🔹 What is a Subquery?
A subquery is a query inside another SQL query.
It is often used in the WHERE
, FROM
, or SELECT
clause to provide intermediate results.
🔹 Types of Subqueries
- Single-row subquery → returns only one value
- Multi-row subquery → returns multiple values
- Nested subquery in SELECT or FROM → used as derived tables or calculated fields
🔹 Examples
1. Subquery in WHERE
Find employees who earn more than the average salary:
SELECT employee_id, name, salary
FROM employees
WHERE salary > (SELECT AVG(salary) FROM employees);
👉 The inner query (SELECT AVG(salary) FROM employees)

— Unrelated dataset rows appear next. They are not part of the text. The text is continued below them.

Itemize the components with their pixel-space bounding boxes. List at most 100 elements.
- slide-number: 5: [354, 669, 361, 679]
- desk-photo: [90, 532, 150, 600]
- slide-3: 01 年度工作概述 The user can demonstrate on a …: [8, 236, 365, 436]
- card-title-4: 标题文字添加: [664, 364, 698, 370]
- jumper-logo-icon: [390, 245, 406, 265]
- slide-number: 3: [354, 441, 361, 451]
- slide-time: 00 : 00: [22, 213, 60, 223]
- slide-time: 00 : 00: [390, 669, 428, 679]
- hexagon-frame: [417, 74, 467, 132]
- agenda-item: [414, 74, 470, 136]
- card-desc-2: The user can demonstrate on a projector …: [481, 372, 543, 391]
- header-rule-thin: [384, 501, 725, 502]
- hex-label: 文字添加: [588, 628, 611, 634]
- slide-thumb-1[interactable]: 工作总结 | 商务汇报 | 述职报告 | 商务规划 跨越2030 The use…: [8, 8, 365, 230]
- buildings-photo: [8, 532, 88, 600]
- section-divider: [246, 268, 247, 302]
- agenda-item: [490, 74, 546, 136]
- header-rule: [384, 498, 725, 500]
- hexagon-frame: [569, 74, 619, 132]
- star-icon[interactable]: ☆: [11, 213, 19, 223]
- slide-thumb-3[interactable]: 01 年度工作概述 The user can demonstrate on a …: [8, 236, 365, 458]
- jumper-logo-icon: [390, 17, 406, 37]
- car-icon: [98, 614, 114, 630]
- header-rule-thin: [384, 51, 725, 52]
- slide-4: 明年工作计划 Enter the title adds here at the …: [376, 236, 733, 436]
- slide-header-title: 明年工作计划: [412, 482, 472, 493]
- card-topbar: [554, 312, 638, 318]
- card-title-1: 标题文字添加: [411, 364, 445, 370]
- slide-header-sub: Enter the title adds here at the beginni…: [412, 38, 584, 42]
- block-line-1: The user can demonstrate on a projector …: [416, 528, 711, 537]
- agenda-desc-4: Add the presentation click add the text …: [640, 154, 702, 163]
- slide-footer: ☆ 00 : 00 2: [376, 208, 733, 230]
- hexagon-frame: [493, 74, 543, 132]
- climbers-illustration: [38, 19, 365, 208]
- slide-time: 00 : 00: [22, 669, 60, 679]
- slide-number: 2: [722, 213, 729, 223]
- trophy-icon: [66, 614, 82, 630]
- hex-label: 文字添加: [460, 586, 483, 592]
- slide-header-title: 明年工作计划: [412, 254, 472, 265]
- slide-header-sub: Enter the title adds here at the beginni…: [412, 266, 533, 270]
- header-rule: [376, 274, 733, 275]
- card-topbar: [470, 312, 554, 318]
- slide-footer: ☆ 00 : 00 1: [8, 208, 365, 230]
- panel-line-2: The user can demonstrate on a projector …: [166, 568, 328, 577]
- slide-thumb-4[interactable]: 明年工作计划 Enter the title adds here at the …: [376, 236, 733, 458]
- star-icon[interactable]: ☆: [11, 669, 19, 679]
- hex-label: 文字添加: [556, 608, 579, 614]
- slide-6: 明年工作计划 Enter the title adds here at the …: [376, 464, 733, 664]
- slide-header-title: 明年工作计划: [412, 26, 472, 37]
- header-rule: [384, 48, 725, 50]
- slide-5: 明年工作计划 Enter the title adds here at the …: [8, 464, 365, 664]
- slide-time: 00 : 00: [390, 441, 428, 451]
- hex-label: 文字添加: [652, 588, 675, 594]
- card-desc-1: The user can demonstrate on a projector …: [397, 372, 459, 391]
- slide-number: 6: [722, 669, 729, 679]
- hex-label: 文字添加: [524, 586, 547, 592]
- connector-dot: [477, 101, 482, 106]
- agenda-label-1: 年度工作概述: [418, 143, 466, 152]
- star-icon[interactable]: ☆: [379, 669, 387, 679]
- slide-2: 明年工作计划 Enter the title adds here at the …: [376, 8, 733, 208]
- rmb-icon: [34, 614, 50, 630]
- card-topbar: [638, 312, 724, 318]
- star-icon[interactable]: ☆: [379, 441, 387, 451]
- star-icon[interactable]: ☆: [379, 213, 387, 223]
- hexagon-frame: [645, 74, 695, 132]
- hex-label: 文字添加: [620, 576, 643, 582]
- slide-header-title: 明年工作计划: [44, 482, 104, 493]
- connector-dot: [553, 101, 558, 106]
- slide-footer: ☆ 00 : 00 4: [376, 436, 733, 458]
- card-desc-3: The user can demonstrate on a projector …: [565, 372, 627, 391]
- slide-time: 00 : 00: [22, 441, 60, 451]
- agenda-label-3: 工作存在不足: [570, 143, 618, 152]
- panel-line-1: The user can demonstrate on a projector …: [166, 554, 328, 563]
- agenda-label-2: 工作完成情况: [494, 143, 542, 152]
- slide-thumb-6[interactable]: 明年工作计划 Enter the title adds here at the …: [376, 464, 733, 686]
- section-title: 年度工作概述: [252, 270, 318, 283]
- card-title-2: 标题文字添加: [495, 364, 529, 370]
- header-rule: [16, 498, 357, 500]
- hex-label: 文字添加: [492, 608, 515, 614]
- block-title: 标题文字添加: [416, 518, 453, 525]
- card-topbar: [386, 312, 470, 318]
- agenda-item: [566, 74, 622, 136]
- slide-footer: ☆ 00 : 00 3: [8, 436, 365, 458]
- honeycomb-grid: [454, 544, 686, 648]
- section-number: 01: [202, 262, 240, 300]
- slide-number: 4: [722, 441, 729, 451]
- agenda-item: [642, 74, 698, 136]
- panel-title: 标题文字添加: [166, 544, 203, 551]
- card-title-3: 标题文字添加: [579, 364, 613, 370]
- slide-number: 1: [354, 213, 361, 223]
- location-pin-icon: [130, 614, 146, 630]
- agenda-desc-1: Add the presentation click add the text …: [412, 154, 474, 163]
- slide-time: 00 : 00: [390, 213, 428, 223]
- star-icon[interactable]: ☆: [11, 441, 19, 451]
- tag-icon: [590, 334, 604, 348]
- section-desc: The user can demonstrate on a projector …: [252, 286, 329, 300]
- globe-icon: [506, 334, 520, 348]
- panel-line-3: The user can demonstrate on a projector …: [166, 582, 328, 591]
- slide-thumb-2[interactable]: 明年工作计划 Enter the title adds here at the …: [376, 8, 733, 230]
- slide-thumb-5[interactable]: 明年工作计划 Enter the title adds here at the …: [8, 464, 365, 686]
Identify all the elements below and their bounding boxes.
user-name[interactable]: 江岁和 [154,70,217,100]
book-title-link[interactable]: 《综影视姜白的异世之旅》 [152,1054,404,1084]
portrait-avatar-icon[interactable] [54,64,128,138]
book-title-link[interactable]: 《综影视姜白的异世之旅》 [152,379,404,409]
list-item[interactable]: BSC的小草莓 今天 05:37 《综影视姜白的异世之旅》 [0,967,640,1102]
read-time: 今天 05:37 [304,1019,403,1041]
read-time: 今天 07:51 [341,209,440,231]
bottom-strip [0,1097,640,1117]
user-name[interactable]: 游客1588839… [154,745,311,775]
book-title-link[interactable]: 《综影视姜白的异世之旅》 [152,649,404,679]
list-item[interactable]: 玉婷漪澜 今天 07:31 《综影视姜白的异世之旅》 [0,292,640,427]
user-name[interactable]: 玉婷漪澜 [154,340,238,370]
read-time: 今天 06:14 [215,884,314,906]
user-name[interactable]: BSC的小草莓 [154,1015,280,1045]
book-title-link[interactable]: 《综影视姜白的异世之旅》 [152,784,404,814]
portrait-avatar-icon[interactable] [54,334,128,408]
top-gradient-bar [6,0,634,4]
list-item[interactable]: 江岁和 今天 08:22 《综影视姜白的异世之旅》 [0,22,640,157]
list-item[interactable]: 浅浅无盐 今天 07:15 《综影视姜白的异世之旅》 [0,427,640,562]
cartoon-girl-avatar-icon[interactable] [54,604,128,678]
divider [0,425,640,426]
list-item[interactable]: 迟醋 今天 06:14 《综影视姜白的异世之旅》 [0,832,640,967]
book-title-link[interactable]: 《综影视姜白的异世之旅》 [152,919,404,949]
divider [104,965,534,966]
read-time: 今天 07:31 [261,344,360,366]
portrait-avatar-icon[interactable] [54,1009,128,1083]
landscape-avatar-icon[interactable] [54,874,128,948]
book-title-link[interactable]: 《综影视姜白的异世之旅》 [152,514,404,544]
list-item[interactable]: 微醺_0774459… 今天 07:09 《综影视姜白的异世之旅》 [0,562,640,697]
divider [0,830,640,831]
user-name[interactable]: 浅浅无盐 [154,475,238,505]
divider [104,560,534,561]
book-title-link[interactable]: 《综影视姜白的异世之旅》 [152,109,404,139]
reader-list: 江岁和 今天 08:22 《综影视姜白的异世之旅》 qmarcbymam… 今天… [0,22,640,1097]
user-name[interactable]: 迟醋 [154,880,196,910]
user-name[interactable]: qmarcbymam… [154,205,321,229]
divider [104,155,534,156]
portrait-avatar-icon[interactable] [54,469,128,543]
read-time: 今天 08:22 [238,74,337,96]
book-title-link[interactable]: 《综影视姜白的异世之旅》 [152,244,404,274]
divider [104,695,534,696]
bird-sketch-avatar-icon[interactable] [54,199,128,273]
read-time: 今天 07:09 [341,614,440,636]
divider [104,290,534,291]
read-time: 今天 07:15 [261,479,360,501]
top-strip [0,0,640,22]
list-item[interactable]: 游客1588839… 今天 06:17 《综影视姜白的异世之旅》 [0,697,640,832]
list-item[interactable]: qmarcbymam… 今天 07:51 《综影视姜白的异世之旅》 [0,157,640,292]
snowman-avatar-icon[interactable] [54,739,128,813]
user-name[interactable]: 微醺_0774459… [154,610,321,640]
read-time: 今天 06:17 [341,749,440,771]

returns one value (average salary).
👉 The outer query then compares each employee’s salary to it.
2. Subquery in IN
Find employees who work in departments located in New York:
SELECT name, department_id
FROM employees
WHERE department_id IN (
SELECT department_id
FROM departments
WHERE location = 'New York'
);
👉 The subquery returns multiple department IDs.
👉 The outer query checks if an employee’s department is in that list.
3. Subquery in FROM
(Derived Table)
Find the highest salary per department:
SELECT dept_id, MAX(salary) AS highest_salary
FROM (
SELECT department_id AS dept_id, salary
FROM employees
) AS dept_salaries
GROUP BY dept_id;
👉 The inner query creates a temporary table (dept_salaries
).
👉 The outer query aggregates from it.
4. Subquery in SELECT
Show employees and how much above the average salary they earn:
SELECT name, salary,
salary - (SELECT AVG(salary) FROM employees) AS diff_from_avg
FROM employees;
👉 The subquery calculates the average salary.
👉 Each row shows the difference between an employee’s salary and that average.
✅ Key Notes:
- Subqueries can return scalars (single value), lists, or even tables.
- They can be correlated (depend on outer query) or non-correlated (independent).